Standing in the living room now, I hoped that I might still have some authority when it came to the two of them. “Iris, Dawn came home because she's sorry about what happened. And I invited her.” I did my best to sound convincing, but I could see the flare in Iris's nostrils as I spoke, and knew what I'd said hadn't been enough. “She wants to—what do you call it?—make amends.”

Iris snorted. “Amends, right.” She ventured closer to her sister, and I was surprised to see that Dawn managed to hold her ground without flinching. “How do you think you're going to do that?” At the end of her question the words trailed off, and she leaned more closely to study her sister's face. “Your eye's pointing out again,” she said, and though I wanted to believe it was sympathy I heard in her voice, I was afraid it was only the same fascination Dawn had felt in calling Iris fat—with maybe a little triumph thrown in.

I had explicitly avoided asking Dawn about her eye since she'd been home, even though of course I'd noticed the same thing Iris was seeing now.

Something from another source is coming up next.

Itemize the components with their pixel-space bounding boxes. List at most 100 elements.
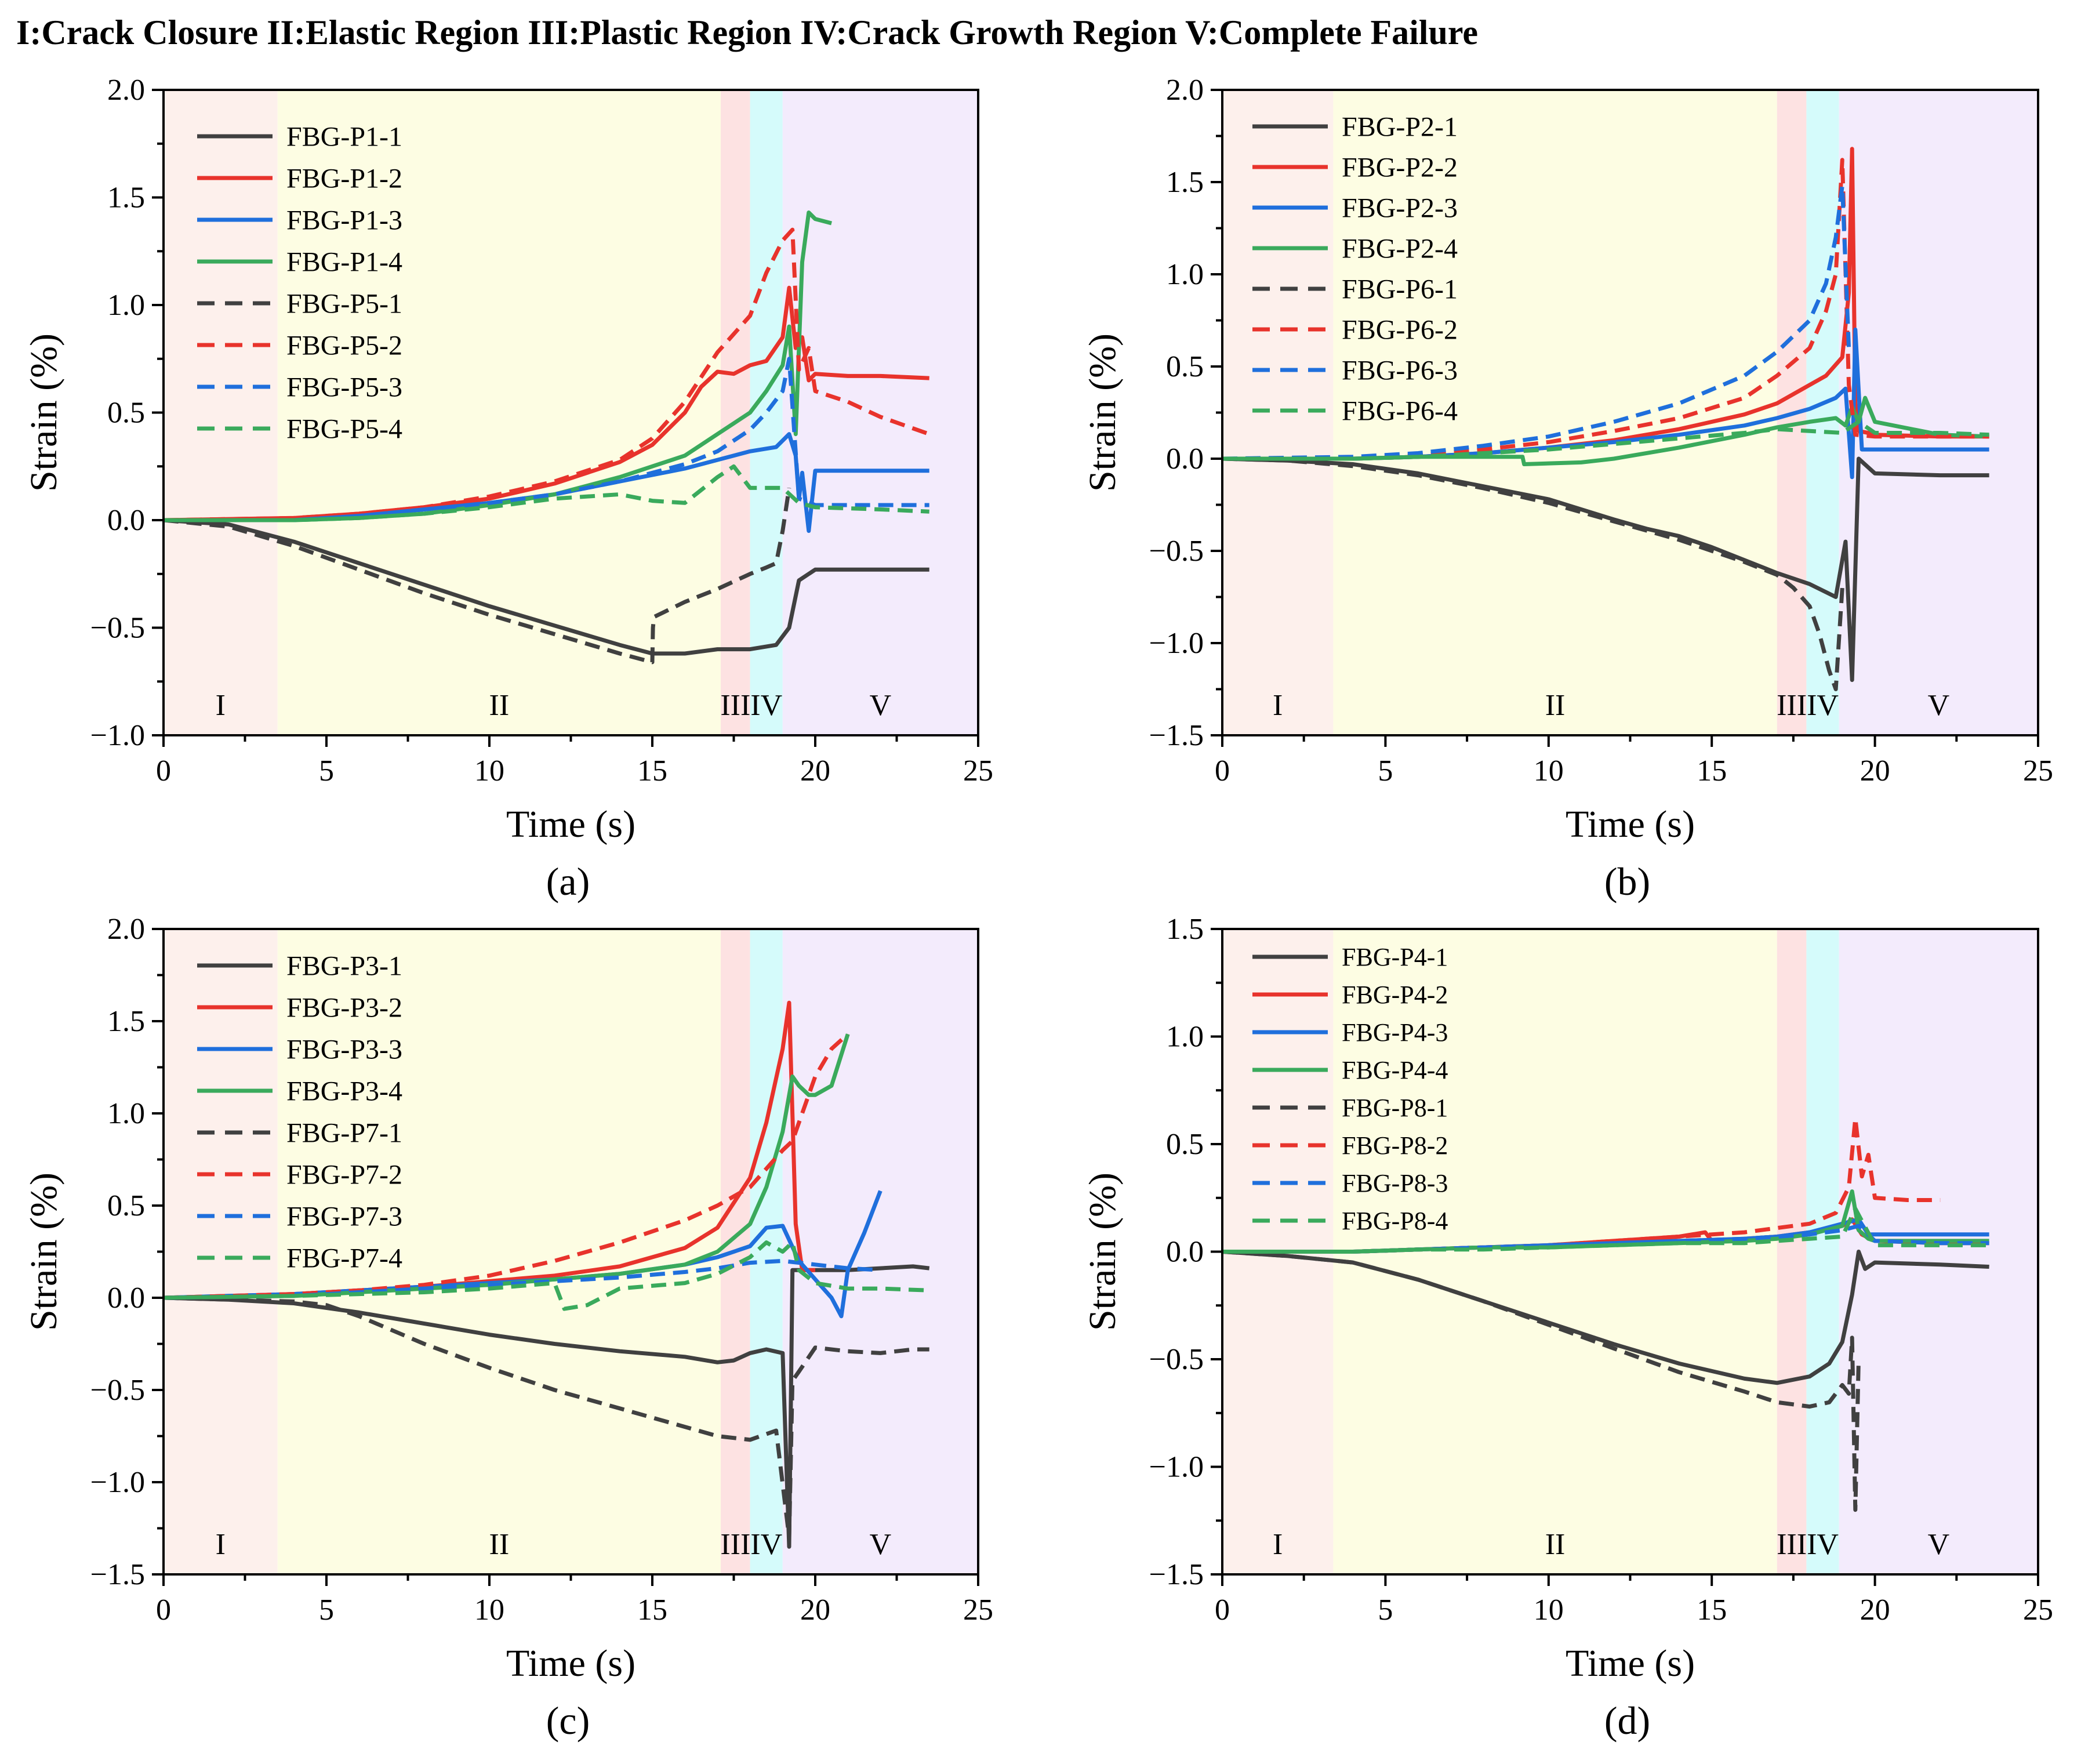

The “lazy” eye, operated on seven years earlier, was reverting to its amblyopic state. I held my breath, wondering how Dawn would answer.

“It is not,” she said, in a tone I tried not to recognize as hatred. “What's wrong with you people? My eye got fixed. Or did you forget that?” She made a dismissive sound between her lips, as if to say she wouldn't have expected anything else of us.

Iris and I looked at each other. I begged her with my expression to let it drop, but when she turned back to Dawn, I knew there would be no such luck. “I don't know what planet you're living on,” she said to her sister, “or what mirror you're looking in, but that eye”—she held a finger up to Dawn's face—“is pointing out again. Not as bad as it used to, but it's on its way.”